Ho sempre avuto una passione per la storia, in particolare quella dell’800 e ’900, mi piace frequentare gli archivi, sfogliare i vecchi giornali, conoscere e immaginare la vita delle generazioni che ci hanno preceduto. Credo che la conoscenza della storia, dei percorsi vissuti nel tempo passato, ci possa dare una forte consapevolezza per capire come siamo arrivati fin qui, quale eredità abbiamo ricevuto. Nel caso del fascismo capire che cosa è stato, come è nato e come è stato combattuto penso che sia una questione significativa proprio perché messa in relazione con l’oggi, dove vediamo emergere sempre nuove forme di fascismo, inteso in senso lato e non solo come riproposizione di stereotipi passati. Poi a me interessano le storie dei sovversivi, sia perché sono molto più intriganti di tante altre, ma soprattutto perché faccio mia l’aspirazione a una società più giusta e più libera, quindi riscoprire e raccontare quelle storie mi sembra come seguire un filo che non si è spezzato, dando voce a un dialogo che attraversa i decenni.

Argo Secondari (1895-1942), fondatore de “Gli Arditi del popolo”
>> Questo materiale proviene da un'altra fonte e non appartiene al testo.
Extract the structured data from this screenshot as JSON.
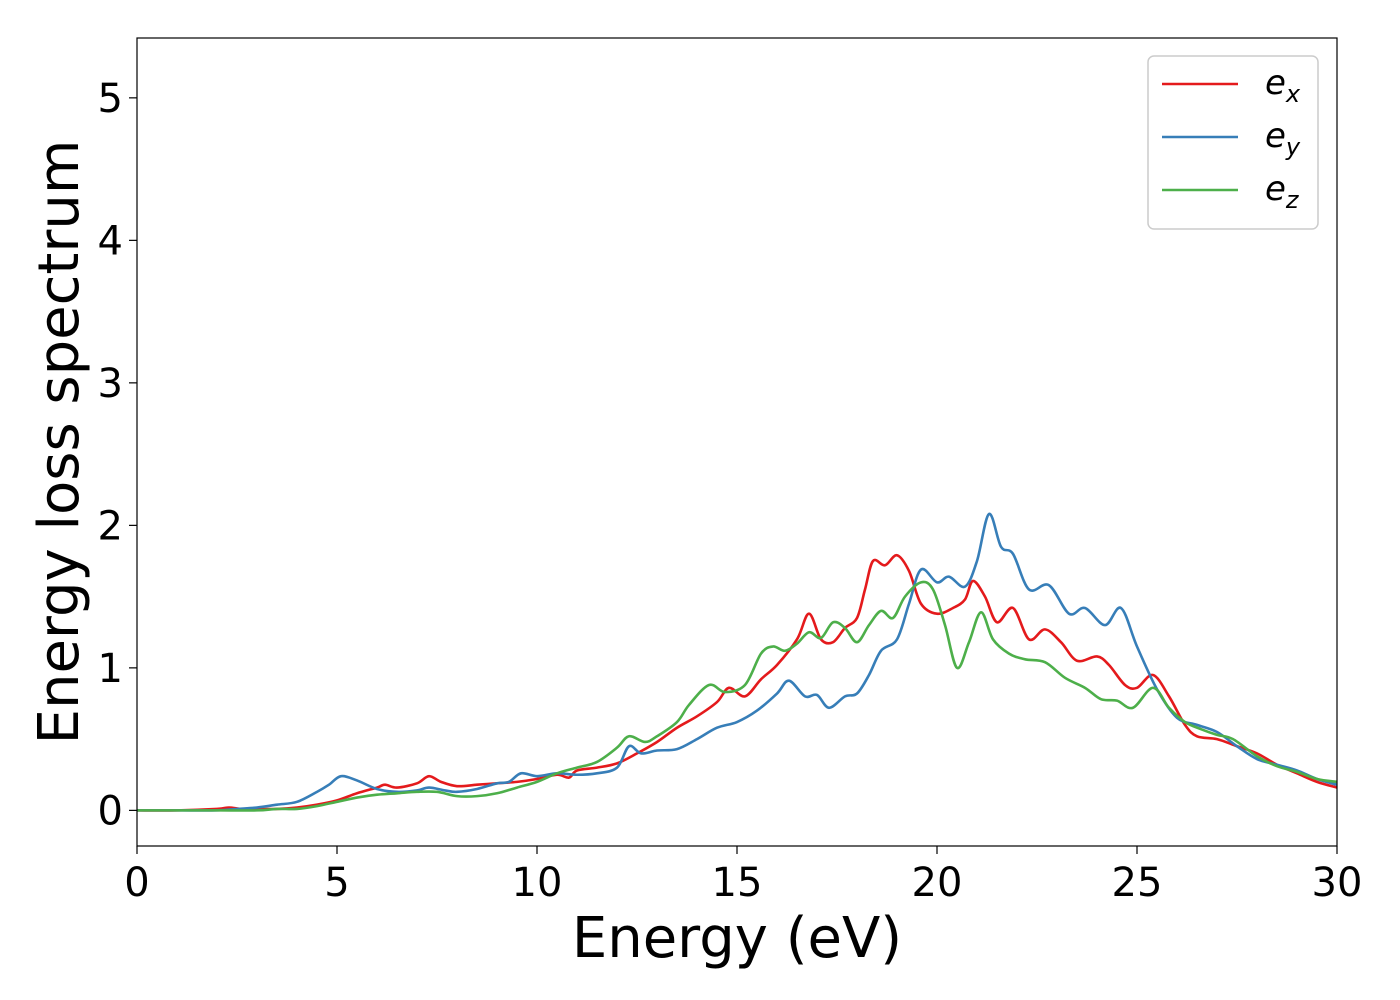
{
  "chart_data": {
    "type": "line",
    "xlabel": "Energy (eV)",
    "ylabel": "Energy loss spectrum",
    "xlim": [
      0,
      30
    ],
    "ylim": [
      -0.25,
      5.42
    ],
    "xticks": [
      0,
      5,
      10,
      15,
      20,
      25,
      30
    ],
    "xtick_labels": [
      "0",
      "5",
      "10",
      "15",
      "20",
      "25",
      "30"
    ],
    "yticks": [
      0,
      1,
      2,
      3,
      4,
      5
    ],
    "ytick_labels": [
      "0",
      "1",
      "2",
      "3",
      "4",
      "5"
    ],
    "grid": false,
    "legend_position": "top-right",
    "series": [
      {
        "name_main": "e",
        "name_sub": "x",
        "color": "#e41a1c",
        "points": [
          [
            0,
            0
          ],
          [
            1,
            0
          ],
          [
            2,
            0.01
          ],
          [
            2.3,
            0.02
          ],
          [
            2.6,
            0.01
          ],
          [
            3,
            0.01
          ],
          [
            3.5,
            0.01
          ],
          [
            4,
            0.02
          ],
          [
            4.5,
            0.04
          ],
          [
            5,
            0.07
          ],
          [
            5.5,
            0.12
          ],
          [
            6,
            0.16
          ],
          [
            6.2,
            0.18
          ],
          [
            6.5,
            0.16
          ],
          [
            7,
            0.19
          ],
          [
            7.3,
            0.24
          ],
          [
            7.6,
            0.2
          ],
          [
            8,
            0.17
          ],
          [
            8.5,
            0.18
          ],
          [
            9,
            0.19
          ],
          [
            9.5,
            0.2
          ],
          [
            10,
            0.22
          ],
          [
            10.5,
            0.25
          ],
          [
            10.8,
            0.23
          ],
          [
            11,
            0.28
          ],
          [
            11.5,
            0.3
          ],
          [
            12,
            0.33
          ],
          [
            12.5,
            0.4
          ],
          [
            13,
            0.48
          ],
          [
            13.5,
            0.58
          ],
          [
            14,
            0.66
          ],
          [
            14.5,
            0.76
          ],
          [
            14.8,
            0.86
          ],
          [
            15.2,
            0.8
          ],
          [
            15.6,
            0.92
          ],
          [
            16,
            1.02
          ],
          [
            16.5,
            1.2
          ],
          [
            16.8,
            1.38
          ],
          [
            17.1,
            1.2
          ],
          [
            17.4,
            1.18
          ],
          [
            17.7,
            1.28
          ],
          [
            18,
            1.35
          ],
          [
            18.2,
            1.55
          ],
          [
            18.4,
            1.75
          ],
          [
            18.7,
            1.72
          ],
          [
            19,
            1.79
          ],
          [
            19.3,
            1.68
          ],
          [
            19.6,
            1.45
          ],
          [
            20,
            1.38
          ],
          [
            20.4,
            1.42
          ],
          [
            20.7,
            1.48
          ],
          [
            20.9,
            1.61
          ],
          [
            21.2,
            1.5
          ],
          [
            21.5,
            1.32
          ],
          [
            21.9,
            1.42
          ],
          [
            22.3,
            1.2
          ],
          [
            22.7,
            1.27
          ],
          [
            23.1,
            1.18
          ],
          [
            23.5,
            1.05
          ],
          [
            24,
            1.08
          ],
          [
            24.3,
            1.02
          ],
          [
            24.7,
            0.88
          ],
          [
            25,
            0.86
          ],
          [
            25.4,
            0.95
          ],
          [
            25.8,
            0.8
          ],
          [
            26.2,
            0.6
          ],
          [
            26.5,
            0.52
          ],
          [
            27,
            0.5
          ],
          [
            27.5,
            0.45
          ],
          [
            28,
            0.4
          ],
          [
            28.5,
            0.32
          ],
          [
            29,
            0.26
          ],
          [
            29.5,
            0.2
          ],
          [
            30,
            0.16
          ]
        ]
      },
      {
        "name_main": "e",
        "name_sub": "y",
        "color": "#377eb8",
        "points": [
          [
            0,
            0
          ],
          [
            1,
            0
          ],
          [
            2,
            0
          ],
          [
            2.5,
            0.01
          ],
          [
            3,
            0.02
          ],
          [
            3.5,
            0.04
          ],
          [
            4,
            0.06
          ],
          [
            4.5,
            0.13
          ],
          [
            4.8,
            0.18
          ],
          [
            5.1,
            0.24
          ],
          [
            5.5,
            0.21
          ],
          [
            6,
            0.15
          ],
          [
            6.5,
            0.13
          ],
          [
            7,
            0.14
          ],
          [
            7.3,
            0.16
          ],
          [
            7.7,
            0.14
          ],
          [
            8,
            0.13
          ],
          [
            8.5,
            0.15
          ],
          [
            9,
            0.19
          ],
          [
            9.3,
            0.2
          ],
          [
            9.6,
            0.26
          ],
          [
            10,
            0.24
          ],
          [
            10.5,
            0.26
          ],
          [
            11,
            0.25
          ],
          [
            11.5,
            0.26
          ],
          [
            12,
            0.3
          ],
          [
            12.3,
            0.45
          ],
          [
            12.6,
            0.4
          ],
          [
            13,
            0.42
          ],
          [
            13.5,
            0.43
          ],
          [
            14,
            0.5
          ],
          [
            14.5,
            0.58
          ],
          [
            15,
            0.62
          ],
          [
            15.5,
            0.7
          ],
          [
            16,
            0.82
          ],
          [
            16.3,
            0.91
          ],
          [
            16.7,
            0.8
          ],
          [
            17,
            0.81
          ],
          [
            17.3,
            0.72
          ],
          [
            17.7,
            0.8
          ],
          [
            18,
            0.82
          ],
          [
            18.3,
            0.95
          ],
          [
            18.6,
            1.12
          ],
          [
            19,
            1.2
          ],
          [
            19.3,
            1.45
          ],
          [
            19.6,
            1.69
          ],
          [
            20,
            1.6
          ],
          [
            20.3,
            1.64
          ],
          [
            20.7,
            1.57
          ],
          [
            21,
            1.75
          ],
          [
            21.3,
            2.08
          ],
          [
            21.6,
            1.85
          ],
          [
            21.9,
            1.8
          ],
          [
            22.3,
            1.55
          ],
          [
            22.8,
            1.58
          ],
          [
            23.3,
            1.38
          ],
          [
            23.7,
            1.42
          ],
          [
            24.2,
            1.3
          ],
          [
            24.6,
            1.42
          ],
          [
            25,
            1.15
          ],
          [
            25.5,
            0.85
          ],
          [
            26,
            0.65
          ],
          [
            26.5,
            0.6
          ],
          [
            27,
            0.55
          ],
          [
            27.5,
            0.45
          ],
          [
            28,
            0.36
          ],
          [
            28.5,
            0.32
          ],
          [
            29,
            0.28
          ],
          [
            29.5,
            0.22
          ],
          [
            30,
            0.18
          ]
        ]
      },
      {
        "name_main": "e",
        "name_sub": "z",
        "color": "#4daf4a",
        "points": [
          [
            0,
            0
          ],
          [
            1,
            0
          ],
          [
            2,
            0
          ],
          [
            3,
            0
          ],
          [
            3.5,
            0.01
          ],
          [
            4,
            0.01
          ],
          [
            4.5,
            0.03
          ],
          [
            5,
            0.06
          ],
          [
            5.5,
            0.09
          ],
          [
            6,
            0.11
          ],
          [
            6.5,
            0.12
          ],
          [
            7,
            0.13
          ],
          [
            7.5,
            0.13
          ],
          [
            8,
            0.1
          ],
          [
            8.5,
            0.1
          ],
          [
            9,
            0.12
          ],
          [
            9.5,
            0.16
          ],
          [
            10,
            0.2
          ],
          [
            10.5,
            0.26
          ],
          [
            11,
            0.3
          ],
          [
            11.5,
            0.34
          ],
          [
            12,
            0.44
          ],
          [
            12.3,
            0.52
          ],
          [
            12.7,
            0.48
          ],
          [
            13,
            0.52
          ],
          [
            13.5,
            0.62
          ],
          [
            13.8,
            0.74
          ],
          [
            14.3,
            0.88
          ],
          [
            14.7,
            0.83
          ],
          [
            15.2,
            0.88
          ],
          [
            15.6,
            1.1
          ],
          [
            15.9,
            1.15
          ],
          [
            16.2,
            1.12
          ],
          [
            16.5,
            1.17
          ],
          [
            16.8,
            1.25
          ],
          [
            17.1,
            1.21
          ],
          [
            17.4,
            1.32
          ],
          [
            17.7,
            1.28
          ],
          [
            18,
            1.18
          ],
          [
            18.3,
            1.3
          ],
          [
            18.6,
            1.4
          ],
          [
            18.9,
            1.35
          ],
          [
            19.2,
            1.5
          ],
          [
            19.6,
            1.6
          ],
          [
            19.9,
            1.55
          ],
          [
            20.2,
            1.3
          ],
          [
            20.5,
            1.0
          ],
          [
            20.8,
            1.18
          ],
          [
            21.1,
            1.39
          ],
          [
            21.4,
            1.2
          ],
          [
            21.8,
            1.1
          ],
          [
            22.2,
            1.06
          ],
          [
            22.7,
            1.04
          ],
          [
            23.2,
            0.93
          ],
          [
            23.7,
            0.86
          ],
          [
            24.1,
            0.78
          ],
          [
            24.5,
            0.77
          ],
          [
            24.9,
            0.72
          ],
          [
            25.4,
            0.86
          ],
          [
            25.8,
            0.72
          ],
          [
            26.2,
            0.62
          ],
          [
            26.6,
            0.57
          ],
          [
            27,
            0.53
          ],
          [
            27.4,
            0.5
          ],
          [
            28,
            0.38
          ],
          [
            28.5,
            0.31
          ],
          [
            29,
            0.27
          ],
          [
            29.5,
            0.22
          ],
          [
            30,
            0.2
          ]
        ]
      }
    ]
  }
}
Quali sono state le difficoltà maggiori che ha riscontrato nella stesura di questo suo saggio storico?
Ai tempi della mia tesi di laurea, l’argomento Arditi del popolo era ancora quasi sconosciuto, i riferimenti storiografici seri si contavano sulle dita di una mano; quando mi sono messo a scrivere la nuova edizione la situazione era invece completamente diversa, perché negli ultimi vent’anni sono usciti parecchi studi, soprattutto molte ricostruzioni di livello locale, riguardanti le città dove questi primi gruppi antifascisti erano stati più forti. Anche la possibilità di consultare giornali dell’epoca ha fatto un salto enorme, ora ci sono molte raccolte digitalizzate e questo rende le cose più semplici (in realtà non sono un fan di questa epoca digitale, ma qui apriremmo tutto un altro discorso…). Un po’ più di difficoltà l’ho trovata nel poter consultare la documentazione d’archivio, ma solo perché l’Archivio centrale dello Stato di Roma ha orari molto rigidi e limitazioni nel numero di buste consultabili ogni giorno e quindi per me, che abito lontano e faccio un altro lavoro, vuol dire tanti giorni di ferie e di treni presi prima dell’alba, ma con buona volontà tutto è possibile. La documentazione, come tutta quella della storia contemporanea, è abbondante; purtroppo un’altra difficoltà è quella di ricostruire il ruolo delle donne nel primo movimento antifascista, il peso della società patriarcale si fa infatti sentire anche sulle tracce (poche) lasciate dalle donne nella documentazione storica.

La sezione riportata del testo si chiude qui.